Literaturtipps zur Selbstreflexion

Aufgrund der wissenschaftlichen Fundierung, der Verständlichkeit der Darstellung und der praxisbezogenen Ausrichtung eignen sich die Publikationen der KVT/REVT auch hervorragend als Hilfe zur Selbstreflexion für den interessierten Laien. Deshalb folgen- de Literaturempfehlungen:

Grundlagenbuch des Urhebers der Rational-Emotiven Verhaltentherapie:

Albert Ellis: Grundlagen und Methoden der Rational-Emotiven Verhaltenstherapie. Klett-Cotta 1997.

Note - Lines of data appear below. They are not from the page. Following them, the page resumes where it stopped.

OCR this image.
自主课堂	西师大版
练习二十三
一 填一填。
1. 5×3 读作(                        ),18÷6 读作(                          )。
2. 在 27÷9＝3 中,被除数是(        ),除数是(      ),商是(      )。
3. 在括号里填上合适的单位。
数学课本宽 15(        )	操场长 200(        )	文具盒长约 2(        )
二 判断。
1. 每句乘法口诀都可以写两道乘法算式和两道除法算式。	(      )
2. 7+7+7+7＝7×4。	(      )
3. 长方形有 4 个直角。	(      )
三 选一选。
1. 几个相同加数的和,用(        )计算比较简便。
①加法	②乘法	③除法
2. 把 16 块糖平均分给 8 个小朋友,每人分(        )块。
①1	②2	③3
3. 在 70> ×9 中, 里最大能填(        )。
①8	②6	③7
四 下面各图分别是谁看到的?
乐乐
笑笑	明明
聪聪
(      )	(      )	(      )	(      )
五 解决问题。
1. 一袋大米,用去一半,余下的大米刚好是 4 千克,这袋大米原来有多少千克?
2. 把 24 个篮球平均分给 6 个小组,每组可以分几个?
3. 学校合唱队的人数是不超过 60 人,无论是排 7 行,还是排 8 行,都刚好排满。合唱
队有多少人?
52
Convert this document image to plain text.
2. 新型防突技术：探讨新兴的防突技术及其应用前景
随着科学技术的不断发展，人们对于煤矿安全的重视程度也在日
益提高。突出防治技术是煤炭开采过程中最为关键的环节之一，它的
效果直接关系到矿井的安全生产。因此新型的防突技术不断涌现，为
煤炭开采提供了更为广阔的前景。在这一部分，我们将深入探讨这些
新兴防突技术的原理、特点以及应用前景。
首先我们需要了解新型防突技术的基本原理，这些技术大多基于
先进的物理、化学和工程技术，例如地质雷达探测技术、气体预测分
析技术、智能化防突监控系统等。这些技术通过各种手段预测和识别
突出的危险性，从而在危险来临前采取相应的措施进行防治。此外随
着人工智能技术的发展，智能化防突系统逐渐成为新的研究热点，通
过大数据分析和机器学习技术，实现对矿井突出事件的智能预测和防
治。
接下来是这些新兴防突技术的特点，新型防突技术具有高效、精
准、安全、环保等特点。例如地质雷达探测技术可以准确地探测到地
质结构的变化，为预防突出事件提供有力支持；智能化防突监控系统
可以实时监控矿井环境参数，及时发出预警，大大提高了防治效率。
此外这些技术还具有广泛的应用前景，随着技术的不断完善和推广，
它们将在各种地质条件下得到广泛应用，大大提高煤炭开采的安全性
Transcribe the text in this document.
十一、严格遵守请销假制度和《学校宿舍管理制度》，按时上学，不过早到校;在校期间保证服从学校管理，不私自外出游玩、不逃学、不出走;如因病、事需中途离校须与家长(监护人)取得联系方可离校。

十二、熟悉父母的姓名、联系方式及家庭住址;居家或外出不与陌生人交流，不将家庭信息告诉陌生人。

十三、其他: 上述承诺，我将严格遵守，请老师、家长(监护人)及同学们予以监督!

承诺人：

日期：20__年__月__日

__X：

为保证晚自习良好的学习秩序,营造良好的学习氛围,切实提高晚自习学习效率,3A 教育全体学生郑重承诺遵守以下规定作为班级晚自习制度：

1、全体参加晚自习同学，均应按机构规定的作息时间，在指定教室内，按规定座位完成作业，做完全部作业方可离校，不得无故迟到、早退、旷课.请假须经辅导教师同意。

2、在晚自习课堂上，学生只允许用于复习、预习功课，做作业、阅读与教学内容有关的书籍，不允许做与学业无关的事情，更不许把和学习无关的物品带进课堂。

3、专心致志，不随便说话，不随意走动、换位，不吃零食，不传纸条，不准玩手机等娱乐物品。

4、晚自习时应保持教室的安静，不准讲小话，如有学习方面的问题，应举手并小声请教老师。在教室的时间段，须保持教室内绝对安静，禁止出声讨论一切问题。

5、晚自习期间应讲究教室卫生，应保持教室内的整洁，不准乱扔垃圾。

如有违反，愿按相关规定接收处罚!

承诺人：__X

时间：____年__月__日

Zwei allgemeine Selbsthilfebücher:

Albert Ellis & Robert A. Harper: A Guide to Rational Living. Wilshire Book Company 1975. Dieter Schwartz: Vernunft und Emotion: Die Ellis-Methode - Vernunft einsetzen, sich gut fühlen, mehr im Leben erreichen. borgmann publishing 2018. Weitere seriöse Selbsthilfeliteratur zu Einzelthemen auf der Grundlage von KVT und REVT findet sich im PAL-Verlag.